"Mungkin kau benar, tapi mungkin juga tidak." Kata Jason. "Hah ?!?.' Bingung Zack. "Foerix dikenal akan kesetiaannya terhadap pekerjanya." Kata Jason.
"Kau yakin ?. Soalnya ini sudah menyangkut kehidupan mereka." Kata Wilson. "Ya begitulah makanya kubilang jawabanmu itu bisa benar dan bisa tidak." Jawab Jason.
"Begitu ya. Semoga saja begitu." Kata Zuma. "Ya, tapi kita tetap harus waspada saat ini, hanya karena kita telah mengetahui karakter mereka. Bukan berarti kita bisa percaya sepenuhnya data tersebut." Kata Zack.
...~Tidak lama kemudian~...
"Baiklah teman-teman, saatnya untuk melanjutkan perjalanan kita." Kata Zack.
"Teman-teman, kemari dan lihatlah hal gila apa yang kulihat !." Bisik Rowan yang matanya sedang tertuju ke arah objek kecil yang sedang bergerak di tepian sungai ke arah mereka.

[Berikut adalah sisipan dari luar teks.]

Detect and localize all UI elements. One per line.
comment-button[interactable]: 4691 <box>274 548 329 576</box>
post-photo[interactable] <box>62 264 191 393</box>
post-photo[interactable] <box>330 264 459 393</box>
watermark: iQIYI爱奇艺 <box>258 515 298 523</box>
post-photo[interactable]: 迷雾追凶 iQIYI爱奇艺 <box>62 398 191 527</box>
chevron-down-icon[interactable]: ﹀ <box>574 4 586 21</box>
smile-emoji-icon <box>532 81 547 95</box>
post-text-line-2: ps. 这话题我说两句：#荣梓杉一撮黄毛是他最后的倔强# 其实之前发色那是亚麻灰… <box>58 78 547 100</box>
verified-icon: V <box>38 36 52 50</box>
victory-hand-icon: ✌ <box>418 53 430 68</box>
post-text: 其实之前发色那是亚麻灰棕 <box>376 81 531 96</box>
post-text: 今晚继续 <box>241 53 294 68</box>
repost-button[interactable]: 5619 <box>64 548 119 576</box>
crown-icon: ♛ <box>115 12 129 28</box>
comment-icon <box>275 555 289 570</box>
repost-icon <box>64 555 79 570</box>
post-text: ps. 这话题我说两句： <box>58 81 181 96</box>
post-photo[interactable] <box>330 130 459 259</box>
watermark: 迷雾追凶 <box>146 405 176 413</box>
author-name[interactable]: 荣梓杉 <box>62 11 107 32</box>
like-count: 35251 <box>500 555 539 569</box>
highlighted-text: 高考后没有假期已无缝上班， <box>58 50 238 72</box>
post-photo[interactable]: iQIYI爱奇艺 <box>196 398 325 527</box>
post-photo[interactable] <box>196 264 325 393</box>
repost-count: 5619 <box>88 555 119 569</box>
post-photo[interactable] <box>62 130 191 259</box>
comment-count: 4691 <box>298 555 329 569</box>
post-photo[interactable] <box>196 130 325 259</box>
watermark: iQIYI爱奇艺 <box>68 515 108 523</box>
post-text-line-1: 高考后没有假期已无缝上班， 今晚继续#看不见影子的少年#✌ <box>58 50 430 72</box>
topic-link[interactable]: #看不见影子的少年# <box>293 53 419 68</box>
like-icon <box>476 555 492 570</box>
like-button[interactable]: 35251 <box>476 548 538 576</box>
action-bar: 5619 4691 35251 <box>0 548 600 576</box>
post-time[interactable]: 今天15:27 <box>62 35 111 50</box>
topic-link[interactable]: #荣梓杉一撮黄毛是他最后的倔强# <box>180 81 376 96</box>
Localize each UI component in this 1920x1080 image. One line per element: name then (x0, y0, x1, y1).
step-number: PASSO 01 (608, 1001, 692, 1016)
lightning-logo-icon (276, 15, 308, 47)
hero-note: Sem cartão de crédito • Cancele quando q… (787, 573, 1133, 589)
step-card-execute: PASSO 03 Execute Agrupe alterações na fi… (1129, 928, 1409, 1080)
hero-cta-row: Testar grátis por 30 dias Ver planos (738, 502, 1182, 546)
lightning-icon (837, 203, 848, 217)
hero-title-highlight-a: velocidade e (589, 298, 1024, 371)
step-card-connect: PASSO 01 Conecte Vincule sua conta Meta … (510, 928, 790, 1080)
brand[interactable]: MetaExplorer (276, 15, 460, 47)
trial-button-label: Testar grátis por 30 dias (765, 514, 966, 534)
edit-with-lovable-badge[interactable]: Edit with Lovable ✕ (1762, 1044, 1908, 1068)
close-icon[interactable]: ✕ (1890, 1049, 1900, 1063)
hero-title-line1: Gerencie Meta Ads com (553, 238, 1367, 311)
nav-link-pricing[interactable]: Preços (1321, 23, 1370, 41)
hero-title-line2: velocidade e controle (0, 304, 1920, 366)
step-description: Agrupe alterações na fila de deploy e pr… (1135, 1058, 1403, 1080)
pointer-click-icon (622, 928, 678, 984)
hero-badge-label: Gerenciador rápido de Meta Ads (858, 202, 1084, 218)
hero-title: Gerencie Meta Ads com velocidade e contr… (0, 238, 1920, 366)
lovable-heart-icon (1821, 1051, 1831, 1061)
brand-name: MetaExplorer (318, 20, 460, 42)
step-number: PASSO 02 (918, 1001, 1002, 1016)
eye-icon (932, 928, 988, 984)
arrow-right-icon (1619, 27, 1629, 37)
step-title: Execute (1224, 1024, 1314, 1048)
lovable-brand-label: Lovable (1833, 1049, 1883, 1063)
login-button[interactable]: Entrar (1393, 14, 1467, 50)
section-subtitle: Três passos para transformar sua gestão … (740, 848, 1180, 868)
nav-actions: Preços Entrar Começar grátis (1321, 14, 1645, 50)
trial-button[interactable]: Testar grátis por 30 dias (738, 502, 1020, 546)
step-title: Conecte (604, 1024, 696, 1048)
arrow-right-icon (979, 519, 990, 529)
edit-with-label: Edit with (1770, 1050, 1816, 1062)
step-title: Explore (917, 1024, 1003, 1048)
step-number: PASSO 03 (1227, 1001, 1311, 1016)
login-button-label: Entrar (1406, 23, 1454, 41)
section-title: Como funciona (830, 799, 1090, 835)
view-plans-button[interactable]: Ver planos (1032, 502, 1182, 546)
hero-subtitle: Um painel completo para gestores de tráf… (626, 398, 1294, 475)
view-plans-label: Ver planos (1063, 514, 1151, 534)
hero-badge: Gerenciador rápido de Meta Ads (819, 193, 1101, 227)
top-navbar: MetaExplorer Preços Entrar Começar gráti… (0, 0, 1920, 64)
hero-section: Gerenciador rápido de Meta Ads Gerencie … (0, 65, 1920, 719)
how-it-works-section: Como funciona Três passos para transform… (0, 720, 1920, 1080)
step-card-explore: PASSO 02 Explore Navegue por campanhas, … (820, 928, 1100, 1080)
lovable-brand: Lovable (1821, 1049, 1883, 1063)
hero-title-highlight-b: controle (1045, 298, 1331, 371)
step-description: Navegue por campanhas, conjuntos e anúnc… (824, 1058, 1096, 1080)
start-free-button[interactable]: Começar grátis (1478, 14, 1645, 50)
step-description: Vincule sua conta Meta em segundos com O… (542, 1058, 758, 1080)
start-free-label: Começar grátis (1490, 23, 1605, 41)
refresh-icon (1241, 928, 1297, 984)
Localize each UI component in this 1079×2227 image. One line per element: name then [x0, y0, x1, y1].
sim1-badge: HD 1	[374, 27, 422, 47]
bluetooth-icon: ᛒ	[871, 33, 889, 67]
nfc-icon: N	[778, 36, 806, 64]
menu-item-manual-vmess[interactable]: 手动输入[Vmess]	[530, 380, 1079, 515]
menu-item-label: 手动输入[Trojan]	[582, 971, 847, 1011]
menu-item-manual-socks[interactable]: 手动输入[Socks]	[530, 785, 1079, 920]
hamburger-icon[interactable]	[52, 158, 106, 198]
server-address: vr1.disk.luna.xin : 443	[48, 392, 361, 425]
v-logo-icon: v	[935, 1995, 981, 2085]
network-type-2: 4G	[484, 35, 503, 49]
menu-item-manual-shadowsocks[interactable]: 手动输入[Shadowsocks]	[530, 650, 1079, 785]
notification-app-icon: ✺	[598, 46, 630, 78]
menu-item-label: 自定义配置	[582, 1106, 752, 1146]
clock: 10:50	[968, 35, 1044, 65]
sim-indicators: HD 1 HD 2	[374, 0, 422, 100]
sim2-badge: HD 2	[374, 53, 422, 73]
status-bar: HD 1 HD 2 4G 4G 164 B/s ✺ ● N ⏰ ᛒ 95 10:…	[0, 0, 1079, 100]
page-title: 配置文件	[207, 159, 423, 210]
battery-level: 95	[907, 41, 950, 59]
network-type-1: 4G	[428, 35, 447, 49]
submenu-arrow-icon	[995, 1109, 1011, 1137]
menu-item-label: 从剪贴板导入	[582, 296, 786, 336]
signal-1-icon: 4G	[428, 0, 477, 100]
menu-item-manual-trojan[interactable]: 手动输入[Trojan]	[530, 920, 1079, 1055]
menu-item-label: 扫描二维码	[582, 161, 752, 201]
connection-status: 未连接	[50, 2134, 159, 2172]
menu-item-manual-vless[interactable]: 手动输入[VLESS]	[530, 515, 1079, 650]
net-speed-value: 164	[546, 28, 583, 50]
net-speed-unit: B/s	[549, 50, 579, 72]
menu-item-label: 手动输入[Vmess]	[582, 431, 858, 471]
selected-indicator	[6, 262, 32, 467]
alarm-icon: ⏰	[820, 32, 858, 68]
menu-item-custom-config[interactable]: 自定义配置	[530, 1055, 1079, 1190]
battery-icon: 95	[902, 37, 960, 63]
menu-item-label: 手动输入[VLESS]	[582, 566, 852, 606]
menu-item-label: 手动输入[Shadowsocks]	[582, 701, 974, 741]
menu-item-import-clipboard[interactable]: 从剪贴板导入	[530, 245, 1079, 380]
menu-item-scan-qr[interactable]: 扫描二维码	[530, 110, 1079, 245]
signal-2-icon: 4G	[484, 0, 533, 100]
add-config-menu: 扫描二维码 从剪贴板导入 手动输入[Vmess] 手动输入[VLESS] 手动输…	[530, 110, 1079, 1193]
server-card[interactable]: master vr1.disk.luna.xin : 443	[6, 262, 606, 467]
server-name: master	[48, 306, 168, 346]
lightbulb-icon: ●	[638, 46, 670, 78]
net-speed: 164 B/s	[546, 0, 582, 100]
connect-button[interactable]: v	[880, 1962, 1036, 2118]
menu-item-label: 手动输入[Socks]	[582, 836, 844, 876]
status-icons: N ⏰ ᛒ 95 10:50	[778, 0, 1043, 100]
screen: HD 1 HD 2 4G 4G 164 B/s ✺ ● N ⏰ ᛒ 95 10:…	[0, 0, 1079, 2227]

"Wah matamu tajam juga, Rowan. Ada yang punya teropong ?." Tanya Zack. "Aku." Jawab Wilson sambil mengeluarkan teropong monocular miliknya dari saku bajunya lalu memberikannya kepada Zack.
"Oh sial, teropong ini berembun." Kata Zack sambil mengamati objek misterius yang sedang bergerak ke arah mereka.
"Ehehehe....... Maaf maaf." Kata Wilson. "Ya, tidak apa-apalah." Jawab Zack. "Jadi, apa yang kau lihat Zack ?." Tanya Zuma.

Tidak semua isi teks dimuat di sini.